Four years after President Bush signed the landmark No Child Left Behind education law, vast numbers of students are not getting the tutoring that the law offers as one of its hallmarks.

In the nation’s largest school district, New York City, less than half of the 215,000 eligible students sought the free tutoring, figures for the last school year that ended in June 2005 from the city’s Department of Education show.

In one area of the city, District 19 in eastern Brooklyn, for instance, about 3,700 students completed a tutoring program last year, even though more than 13,000 students qualified.

Yet New York’s participation rate is better than the national average: across the country roughly two million public school students were eligible for free tutoring in the school year that ended in 2004, according to the most recent data available from the Department of Education, yet only 226,000 — or nearly 12 percent — received help.

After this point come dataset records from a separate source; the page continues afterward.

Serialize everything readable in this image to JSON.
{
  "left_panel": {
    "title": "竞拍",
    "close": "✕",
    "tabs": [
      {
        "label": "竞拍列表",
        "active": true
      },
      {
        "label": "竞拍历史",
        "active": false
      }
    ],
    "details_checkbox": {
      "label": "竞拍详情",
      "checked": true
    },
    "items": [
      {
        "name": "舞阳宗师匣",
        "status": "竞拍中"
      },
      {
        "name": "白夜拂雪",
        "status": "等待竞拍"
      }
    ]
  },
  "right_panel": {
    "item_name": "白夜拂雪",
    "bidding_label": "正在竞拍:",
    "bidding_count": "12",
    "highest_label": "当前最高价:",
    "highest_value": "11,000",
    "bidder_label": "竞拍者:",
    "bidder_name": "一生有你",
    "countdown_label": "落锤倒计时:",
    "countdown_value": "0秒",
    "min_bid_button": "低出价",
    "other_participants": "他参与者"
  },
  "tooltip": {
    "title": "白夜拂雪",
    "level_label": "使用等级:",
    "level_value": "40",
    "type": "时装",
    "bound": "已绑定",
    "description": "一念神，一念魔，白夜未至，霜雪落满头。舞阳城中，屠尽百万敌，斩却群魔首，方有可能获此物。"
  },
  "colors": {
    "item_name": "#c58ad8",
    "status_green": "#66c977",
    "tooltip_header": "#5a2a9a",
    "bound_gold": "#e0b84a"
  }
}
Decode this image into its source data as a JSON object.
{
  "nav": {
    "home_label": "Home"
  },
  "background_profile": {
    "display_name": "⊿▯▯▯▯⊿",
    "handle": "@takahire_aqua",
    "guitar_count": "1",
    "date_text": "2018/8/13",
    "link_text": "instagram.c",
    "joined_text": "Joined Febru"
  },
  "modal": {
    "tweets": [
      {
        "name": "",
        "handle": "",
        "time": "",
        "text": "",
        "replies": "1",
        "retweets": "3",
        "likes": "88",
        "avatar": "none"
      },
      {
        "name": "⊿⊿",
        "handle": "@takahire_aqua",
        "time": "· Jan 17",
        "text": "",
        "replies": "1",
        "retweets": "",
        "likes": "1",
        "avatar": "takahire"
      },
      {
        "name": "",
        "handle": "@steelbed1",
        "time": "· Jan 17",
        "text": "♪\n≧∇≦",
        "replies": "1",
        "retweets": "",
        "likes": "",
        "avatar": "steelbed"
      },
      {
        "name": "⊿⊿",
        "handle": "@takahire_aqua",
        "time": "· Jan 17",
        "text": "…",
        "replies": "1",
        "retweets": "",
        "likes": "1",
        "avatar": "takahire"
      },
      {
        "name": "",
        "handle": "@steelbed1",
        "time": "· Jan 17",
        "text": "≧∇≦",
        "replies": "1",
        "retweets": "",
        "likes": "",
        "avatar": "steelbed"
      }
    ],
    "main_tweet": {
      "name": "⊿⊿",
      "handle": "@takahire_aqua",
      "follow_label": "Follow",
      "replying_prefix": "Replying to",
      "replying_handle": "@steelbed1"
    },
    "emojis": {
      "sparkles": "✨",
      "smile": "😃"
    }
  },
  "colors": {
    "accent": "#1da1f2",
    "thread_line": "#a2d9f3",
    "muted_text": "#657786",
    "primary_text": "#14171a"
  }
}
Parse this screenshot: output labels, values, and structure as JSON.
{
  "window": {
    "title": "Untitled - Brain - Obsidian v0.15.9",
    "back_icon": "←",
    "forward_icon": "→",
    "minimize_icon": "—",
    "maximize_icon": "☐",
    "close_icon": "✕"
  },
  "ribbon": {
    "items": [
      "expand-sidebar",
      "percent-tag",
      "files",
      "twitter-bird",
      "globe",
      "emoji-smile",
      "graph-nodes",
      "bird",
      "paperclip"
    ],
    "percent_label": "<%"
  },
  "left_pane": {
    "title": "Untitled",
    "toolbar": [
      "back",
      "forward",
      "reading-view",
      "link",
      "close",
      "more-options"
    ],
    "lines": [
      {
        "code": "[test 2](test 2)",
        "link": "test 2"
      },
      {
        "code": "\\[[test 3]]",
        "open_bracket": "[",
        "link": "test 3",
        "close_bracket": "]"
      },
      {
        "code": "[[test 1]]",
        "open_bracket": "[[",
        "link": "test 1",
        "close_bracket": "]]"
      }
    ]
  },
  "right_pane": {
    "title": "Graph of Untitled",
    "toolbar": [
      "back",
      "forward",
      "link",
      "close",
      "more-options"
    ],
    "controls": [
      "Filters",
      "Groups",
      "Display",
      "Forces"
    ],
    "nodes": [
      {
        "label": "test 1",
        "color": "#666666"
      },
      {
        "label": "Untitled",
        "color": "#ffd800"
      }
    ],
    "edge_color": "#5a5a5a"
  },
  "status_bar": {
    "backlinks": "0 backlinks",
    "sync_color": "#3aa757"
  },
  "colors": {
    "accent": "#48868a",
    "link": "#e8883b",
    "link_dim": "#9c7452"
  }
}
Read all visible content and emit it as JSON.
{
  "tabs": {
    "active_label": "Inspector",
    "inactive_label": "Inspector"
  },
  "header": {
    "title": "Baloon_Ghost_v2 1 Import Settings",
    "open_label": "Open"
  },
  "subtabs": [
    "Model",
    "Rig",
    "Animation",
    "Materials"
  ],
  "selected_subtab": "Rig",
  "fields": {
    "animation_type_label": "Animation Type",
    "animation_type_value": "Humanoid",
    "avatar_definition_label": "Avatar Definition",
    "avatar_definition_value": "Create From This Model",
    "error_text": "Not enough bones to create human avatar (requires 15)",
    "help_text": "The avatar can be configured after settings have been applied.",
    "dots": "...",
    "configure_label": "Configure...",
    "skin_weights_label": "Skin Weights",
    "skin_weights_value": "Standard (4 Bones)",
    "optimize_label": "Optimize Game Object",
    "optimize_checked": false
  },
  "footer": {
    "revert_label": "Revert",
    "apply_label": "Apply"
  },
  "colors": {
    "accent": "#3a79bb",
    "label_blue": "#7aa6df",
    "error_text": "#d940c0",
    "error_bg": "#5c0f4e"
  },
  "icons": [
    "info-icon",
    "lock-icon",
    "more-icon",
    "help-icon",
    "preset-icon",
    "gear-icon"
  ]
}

In California in the last school year, 95,500 of 800,000 eligible students were tutored. In Maryland, just over a quarter of those who were eligible — 5,580 of 19,520 students — actually enrolled in the last school year. And in Louisiana, despite aggressive marketing by the state, only about 5,000 of 50,000 eligible students took part in the program last year.

The No Child Left Behind law requires consistently failing schools that serve mostly poor children to offer their students a choice if they want it: a new school or else tutoring from private companies or other groups, paid for with federal money — typically more than $1,800 a child in big cities. In the past the schools would have been under no obligation to use that Title I federal poverty grant to pay for outside tutoring.